Stefan Lüpold, a research assistant professor in the college’s Department of Biology and the paper’s lead author, says the findings have major implications for the study of sexual selection, sexual conflict and the coevolution of male and female reproductive traits. “Our studies show that female flies don’t just provide a static arena for sperm competition; they also influence who fathers their offspring,” says Lüpold, a member of the Pitnick Lab, where the research took place. “This is indicated by various means, including the re-mating interval; progeny production rate; sperm-storage organ morphology; and the way females store and use sperm.”
“Female mediation” was co-authored by Lüpold; Scott Pitnick and John Belote, biology professors at SU; Kirstin S. Berben, a SU lab technician; Mollie K. Manier, a SU research associate; and Cecilia S. Blengini, a Ph.D. student at the National University of Córdoba (Argentina), who worked in the Pitnick Lab for several months during the experiment.
Understanding postcopulatory sexual selection has traditionally been difficult, due to the challenge of observing events within the reproductive tracts of internally fertilizing species—from those in organisms as small as a Drosophila fly to as large as a human. Discriminating sperm from different males also clouds the issue.

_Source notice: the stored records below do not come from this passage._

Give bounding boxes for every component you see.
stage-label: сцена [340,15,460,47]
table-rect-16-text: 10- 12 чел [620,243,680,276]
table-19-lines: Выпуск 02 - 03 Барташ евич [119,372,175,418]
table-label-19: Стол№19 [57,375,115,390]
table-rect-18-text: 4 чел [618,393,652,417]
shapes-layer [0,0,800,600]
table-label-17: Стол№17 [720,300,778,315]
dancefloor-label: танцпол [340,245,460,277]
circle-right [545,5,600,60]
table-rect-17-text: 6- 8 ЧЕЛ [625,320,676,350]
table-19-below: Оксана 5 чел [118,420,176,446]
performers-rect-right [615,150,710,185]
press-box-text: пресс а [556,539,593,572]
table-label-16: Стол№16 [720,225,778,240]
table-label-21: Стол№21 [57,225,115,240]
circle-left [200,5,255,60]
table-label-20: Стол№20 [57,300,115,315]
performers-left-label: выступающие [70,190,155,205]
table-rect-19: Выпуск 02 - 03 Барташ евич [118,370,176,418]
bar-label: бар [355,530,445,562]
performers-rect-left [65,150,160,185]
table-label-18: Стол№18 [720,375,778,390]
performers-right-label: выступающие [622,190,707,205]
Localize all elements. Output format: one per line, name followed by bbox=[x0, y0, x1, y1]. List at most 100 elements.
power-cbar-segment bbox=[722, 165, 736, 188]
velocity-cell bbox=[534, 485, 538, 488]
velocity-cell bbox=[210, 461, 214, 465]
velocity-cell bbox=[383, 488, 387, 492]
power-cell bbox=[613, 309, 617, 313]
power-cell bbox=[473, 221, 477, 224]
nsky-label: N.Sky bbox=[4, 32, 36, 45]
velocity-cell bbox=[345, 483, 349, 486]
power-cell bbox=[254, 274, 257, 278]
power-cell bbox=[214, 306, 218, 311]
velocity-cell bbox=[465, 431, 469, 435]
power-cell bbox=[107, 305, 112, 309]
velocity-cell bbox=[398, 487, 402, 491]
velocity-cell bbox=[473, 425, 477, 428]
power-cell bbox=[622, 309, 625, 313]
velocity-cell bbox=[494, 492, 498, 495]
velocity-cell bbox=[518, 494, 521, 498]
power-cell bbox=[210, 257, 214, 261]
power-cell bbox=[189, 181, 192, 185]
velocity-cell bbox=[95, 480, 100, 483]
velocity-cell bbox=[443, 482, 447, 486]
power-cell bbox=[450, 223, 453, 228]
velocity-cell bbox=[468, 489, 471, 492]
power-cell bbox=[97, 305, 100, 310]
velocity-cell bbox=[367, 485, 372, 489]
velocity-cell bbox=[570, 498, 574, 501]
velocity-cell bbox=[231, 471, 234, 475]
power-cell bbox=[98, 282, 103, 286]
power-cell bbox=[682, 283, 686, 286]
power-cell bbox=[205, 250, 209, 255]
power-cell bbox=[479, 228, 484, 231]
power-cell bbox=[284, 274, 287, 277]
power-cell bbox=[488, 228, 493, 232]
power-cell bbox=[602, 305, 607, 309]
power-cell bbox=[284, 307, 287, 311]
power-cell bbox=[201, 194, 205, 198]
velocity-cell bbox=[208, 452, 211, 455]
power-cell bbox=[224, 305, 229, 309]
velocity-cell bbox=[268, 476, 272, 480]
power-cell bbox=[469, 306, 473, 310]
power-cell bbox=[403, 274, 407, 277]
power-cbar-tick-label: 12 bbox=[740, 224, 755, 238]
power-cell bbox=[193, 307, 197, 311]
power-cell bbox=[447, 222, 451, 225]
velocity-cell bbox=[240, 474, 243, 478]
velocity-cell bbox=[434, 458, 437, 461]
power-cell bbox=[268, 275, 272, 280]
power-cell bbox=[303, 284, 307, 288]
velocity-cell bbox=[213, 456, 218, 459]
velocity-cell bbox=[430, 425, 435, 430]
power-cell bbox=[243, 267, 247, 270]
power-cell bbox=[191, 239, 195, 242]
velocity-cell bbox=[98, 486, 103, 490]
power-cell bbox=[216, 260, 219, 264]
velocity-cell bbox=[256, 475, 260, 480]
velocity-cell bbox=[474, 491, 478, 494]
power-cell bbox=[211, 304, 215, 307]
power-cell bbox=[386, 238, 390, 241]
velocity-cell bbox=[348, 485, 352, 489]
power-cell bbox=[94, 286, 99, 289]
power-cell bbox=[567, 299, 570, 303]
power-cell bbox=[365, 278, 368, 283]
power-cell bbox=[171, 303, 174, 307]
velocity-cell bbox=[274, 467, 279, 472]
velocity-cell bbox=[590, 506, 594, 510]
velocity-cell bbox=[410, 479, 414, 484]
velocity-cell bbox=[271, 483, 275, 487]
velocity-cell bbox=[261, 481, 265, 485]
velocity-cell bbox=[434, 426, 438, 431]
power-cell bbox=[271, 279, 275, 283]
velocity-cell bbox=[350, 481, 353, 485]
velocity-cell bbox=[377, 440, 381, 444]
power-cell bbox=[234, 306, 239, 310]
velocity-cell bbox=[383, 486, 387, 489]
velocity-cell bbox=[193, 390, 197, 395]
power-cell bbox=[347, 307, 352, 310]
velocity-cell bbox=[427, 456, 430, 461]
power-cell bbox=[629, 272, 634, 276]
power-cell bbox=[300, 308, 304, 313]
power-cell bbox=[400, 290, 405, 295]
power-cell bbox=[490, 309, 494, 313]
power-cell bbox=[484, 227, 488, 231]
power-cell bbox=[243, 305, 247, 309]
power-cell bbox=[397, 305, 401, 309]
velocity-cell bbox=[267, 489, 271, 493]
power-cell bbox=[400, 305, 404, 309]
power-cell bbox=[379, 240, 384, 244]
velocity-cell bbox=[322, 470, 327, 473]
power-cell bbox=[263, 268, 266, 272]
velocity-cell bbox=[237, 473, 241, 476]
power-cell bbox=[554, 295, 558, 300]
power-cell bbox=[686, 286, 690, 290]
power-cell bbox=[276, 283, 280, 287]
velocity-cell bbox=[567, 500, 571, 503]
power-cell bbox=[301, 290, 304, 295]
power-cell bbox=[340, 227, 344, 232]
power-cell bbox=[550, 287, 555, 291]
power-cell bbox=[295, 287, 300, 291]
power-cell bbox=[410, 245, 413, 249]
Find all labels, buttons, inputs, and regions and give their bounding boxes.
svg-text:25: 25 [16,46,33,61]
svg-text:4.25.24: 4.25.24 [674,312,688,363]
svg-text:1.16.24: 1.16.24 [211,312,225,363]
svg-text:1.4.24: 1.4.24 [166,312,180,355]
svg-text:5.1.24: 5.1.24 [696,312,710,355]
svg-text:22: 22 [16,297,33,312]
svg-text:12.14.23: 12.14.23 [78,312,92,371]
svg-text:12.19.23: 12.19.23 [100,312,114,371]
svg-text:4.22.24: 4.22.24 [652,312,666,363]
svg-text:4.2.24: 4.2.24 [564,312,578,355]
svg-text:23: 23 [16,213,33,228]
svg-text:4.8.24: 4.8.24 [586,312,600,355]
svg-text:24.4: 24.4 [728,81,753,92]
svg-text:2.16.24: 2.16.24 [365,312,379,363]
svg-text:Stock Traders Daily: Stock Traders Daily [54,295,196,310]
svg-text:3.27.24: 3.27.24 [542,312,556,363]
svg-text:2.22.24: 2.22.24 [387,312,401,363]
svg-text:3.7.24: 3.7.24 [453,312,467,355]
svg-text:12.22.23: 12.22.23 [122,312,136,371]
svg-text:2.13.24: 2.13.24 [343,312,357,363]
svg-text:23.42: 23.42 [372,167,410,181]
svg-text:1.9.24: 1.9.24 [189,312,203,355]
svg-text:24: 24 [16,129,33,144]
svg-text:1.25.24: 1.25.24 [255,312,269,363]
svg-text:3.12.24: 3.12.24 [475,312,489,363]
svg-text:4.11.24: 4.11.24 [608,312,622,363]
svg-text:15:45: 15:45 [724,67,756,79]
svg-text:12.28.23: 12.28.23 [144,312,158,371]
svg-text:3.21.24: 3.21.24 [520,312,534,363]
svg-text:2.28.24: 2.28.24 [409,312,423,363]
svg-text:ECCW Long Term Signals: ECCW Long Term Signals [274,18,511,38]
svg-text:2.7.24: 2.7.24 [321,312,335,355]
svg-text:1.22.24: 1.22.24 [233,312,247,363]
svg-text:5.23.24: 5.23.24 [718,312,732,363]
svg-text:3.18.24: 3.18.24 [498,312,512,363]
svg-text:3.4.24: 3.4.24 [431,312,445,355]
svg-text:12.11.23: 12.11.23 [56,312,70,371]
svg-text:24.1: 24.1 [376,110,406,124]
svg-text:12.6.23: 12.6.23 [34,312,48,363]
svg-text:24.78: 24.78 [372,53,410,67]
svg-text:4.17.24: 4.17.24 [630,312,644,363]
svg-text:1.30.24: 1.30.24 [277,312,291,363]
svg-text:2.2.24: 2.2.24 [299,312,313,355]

Lüpold and his team worked around these problems by mating female flies with two groups of males, the latter of which were distinguished by green- and red-tagged sperm heads. “The colored heads allowed us to better study the physical displacement of the ‘resident’ sperm by the second male from the female’s storage organs. They also helped us witness the female’s ejection of the sperm and the biased use of competing sperm for fertilization,” says Pitnick, an expert in the evolution of reproduction. He and Lüpold discovered that the timing of the female ejection of sperm was genetically variable, and, thus, influenced the amount of sperm competing for fertilization. “The longer a female waited to eject the sperm, the more time it had to enter her storage organs and displace the sperm from her previous mate,” says Pitnick.
Such work is de rigueur for the Pitnick Lab, known for its headline-grabbing research into evolution and sexual selection. In addition to postcopulatory sexual selection, the lab’s foci include reproductive isolation, sperm behavior, life-history evolution and brain-size evolution.
“Because females of most species mate with multiple males within a reproductive cycle, intrasexual competition and intersexual choice can continue in the form of sperm competition and cryptic female choice,” says Pitnick. “Our investigations have demonstrated that the morphology of the female reproductive tract, which is rapidly divergent, determines how females bias paternity in favor of particular sperm morphologies. In fact, complex ejaculate-female and sperm-female interactions are emerging as more the rule than the exception.”
Lüpold says that such interactions underlie the coevolution of sperm-female tract traits observed in numerous taxa: “Giant sperm tails represent the cellular, postcopulatory equivalent of peacock tails, having evolved mainly through female sperm choice.”